アトリエの方がおしえてくれた美容院が、なくなるらしい。聞いてみると、火事があったという。修復不可能なほどに傷ついてしまい、店をやるのはむずかしいという。幸い店のひとたちは無事だったようで、ほっと胸をなでおろす。大変な状況であることは間違いないのに、遠方から通っていたわたしたちを慮り、すぐさま先生の方へ連絡をくれたというのだから驚く。このとき、わたしは美容院に連絡先を渡していなかったことに気づく。ふだんなんとなしに書く個人情報だが、ほんとうに必要な瞬間はこういうときだけだろう。わたしたちはあまりにも容易に情報を渡しすぎているなと反省しつつ、情報化社会の渦中にいると抗えないことも多い。
アトリエに着くやいなやそのことを聞き「これからどうしたらいいのだろう」という気持ちでいっぱいになってしまった。「またよろしくおねがいします」と言って去ったのが最後になってしまい、ただただやるせなさが募る。前に通っていた美容院も悪いところではないから、戻ってもいいかもしれない。むしろ、こまごまとしたわがままを限界まで聞いてくださって、とてもいいひとだったと記憶している。しかし当然、あの美容院と同質ではない。代わるところなどどこにもないのだ。きっとどこに行こうとも同様の満足感が得られないような気がして、わたしは一度考えるのをやめた。
そのあと、あることがふと頭をよぎる。
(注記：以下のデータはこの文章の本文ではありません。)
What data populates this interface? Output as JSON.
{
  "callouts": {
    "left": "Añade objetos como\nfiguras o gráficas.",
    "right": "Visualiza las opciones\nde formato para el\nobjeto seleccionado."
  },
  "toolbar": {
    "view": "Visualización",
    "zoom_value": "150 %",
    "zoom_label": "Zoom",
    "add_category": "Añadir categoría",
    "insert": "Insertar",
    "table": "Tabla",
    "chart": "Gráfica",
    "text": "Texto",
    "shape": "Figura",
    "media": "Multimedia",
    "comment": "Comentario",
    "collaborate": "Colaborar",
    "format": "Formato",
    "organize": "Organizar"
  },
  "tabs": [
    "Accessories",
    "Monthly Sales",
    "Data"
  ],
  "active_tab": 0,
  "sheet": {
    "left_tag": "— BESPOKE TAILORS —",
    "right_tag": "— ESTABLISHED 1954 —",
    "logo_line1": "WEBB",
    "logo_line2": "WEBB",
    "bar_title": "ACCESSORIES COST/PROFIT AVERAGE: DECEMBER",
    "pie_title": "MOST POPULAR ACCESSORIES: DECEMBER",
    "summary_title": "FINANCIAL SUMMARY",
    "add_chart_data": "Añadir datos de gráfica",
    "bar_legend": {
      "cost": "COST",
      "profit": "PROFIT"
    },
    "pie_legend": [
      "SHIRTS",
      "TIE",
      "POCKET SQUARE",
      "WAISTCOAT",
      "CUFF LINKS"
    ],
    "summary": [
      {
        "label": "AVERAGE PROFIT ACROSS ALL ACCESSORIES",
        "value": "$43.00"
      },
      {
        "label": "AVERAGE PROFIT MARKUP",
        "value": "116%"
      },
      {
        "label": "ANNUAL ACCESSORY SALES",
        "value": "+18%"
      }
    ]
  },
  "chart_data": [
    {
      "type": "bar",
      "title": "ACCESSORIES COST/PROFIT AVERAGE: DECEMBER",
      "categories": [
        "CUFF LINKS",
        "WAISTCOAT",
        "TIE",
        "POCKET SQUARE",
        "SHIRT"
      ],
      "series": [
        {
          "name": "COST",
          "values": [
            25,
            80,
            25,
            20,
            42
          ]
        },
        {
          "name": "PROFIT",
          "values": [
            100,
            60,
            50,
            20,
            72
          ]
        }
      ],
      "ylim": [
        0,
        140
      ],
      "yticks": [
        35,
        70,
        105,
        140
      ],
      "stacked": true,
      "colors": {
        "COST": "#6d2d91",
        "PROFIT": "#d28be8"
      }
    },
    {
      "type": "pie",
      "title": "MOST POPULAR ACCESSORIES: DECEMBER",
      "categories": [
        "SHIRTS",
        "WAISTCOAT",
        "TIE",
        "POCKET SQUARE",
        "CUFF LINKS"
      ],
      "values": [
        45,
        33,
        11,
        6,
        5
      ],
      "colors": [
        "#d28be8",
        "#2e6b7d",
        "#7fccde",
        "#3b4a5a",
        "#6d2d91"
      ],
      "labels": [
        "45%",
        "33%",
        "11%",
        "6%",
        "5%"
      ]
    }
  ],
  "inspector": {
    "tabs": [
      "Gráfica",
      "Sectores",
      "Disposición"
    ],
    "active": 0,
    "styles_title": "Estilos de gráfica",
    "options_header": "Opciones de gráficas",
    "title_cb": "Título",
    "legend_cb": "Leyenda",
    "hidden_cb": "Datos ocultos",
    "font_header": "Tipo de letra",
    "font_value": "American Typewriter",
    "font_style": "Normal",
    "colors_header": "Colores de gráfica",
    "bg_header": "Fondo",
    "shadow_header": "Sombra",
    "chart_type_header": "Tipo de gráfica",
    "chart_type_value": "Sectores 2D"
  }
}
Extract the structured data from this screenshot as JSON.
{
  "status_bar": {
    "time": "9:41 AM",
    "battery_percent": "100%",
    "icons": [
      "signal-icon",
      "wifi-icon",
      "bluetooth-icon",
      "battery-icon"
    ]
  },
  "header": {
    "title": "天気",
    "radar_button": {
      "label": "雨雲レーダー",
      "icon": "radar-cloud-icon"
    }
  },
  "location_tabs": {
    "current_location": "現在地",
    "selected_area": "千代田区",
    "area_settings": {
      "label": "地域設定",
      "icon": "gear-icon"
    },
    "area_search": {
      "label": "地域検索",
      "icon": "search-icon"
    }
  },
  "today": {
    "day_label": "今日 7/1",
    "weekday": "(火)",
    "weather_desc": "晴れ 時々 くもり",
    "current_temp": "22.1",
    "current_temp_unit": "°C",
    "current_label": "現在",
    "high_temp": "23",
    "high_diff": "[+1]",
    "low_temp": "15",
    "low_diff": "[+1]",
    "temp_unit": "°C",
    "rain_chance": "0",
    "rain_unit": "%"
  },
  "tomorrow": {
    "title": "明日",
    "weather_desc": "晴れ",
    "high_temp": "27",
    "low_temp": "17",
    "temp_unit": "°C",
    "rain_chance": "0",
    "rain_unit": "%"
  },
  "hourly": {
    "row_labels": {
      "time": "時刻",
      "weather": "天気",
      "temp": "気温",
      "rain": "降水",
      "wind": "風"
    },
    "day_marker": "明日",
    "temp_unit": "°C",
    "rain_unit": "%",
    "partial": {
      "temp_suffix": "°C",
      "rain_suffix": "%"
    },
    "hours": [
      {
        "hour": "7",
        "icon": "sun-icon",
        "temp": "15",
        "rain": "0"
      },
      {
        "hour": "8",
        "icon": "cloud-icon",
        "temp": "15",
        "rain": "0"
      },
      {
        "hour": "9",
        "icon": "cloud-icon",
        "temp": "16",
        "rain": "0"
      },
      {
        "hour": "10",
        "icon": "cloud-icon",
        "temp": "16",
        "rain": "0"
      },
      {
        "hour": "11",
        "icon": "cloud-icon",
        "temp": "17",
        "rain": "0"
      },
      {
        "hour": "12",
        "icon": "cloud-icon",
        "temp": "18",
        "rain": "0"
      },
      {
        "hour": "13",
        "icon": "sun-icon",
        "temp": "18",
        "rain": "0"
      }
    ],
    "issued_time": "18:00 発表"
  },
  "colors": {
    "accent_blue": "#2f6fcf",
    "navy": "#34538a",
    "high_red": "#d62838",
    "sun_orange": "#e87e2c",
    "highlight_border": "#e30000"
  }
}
坊主である。これなら新たな美容院を探す必要もない。かねてから一度はやってみたい髪型であり、もし気に入ればセルフカットできて、家計に貢献できる。じっさい、始めの一回は他人にやっていただいてから自分で剃ることになると思うけれども、いろいろ考えていくうちにこの案が存外に現実味をおびてきた。ただひとつ問題があるとすれば、これから冬にさしかかっていることだ。今は坊主経験者の話を集めている最中なのだが、アトリエの方が「ショートカットから坊主にすると帽子1枚ぶん脱いだくらい寒い。あまりにも寒いから、頭痛がすることがある。」と教えてくれた。わたしは頭痛が起きやすいので、冬に坊主をスタートするのは一旦やめにした。
なんにせよ先々週カットしてもらって1ヶ月半は猶予があるので、それまでもう少し考えたい。
今日も読んでくださり、ありがとうございます。美容院のおじさんたちがこれからどうするのかも気がかりではあります。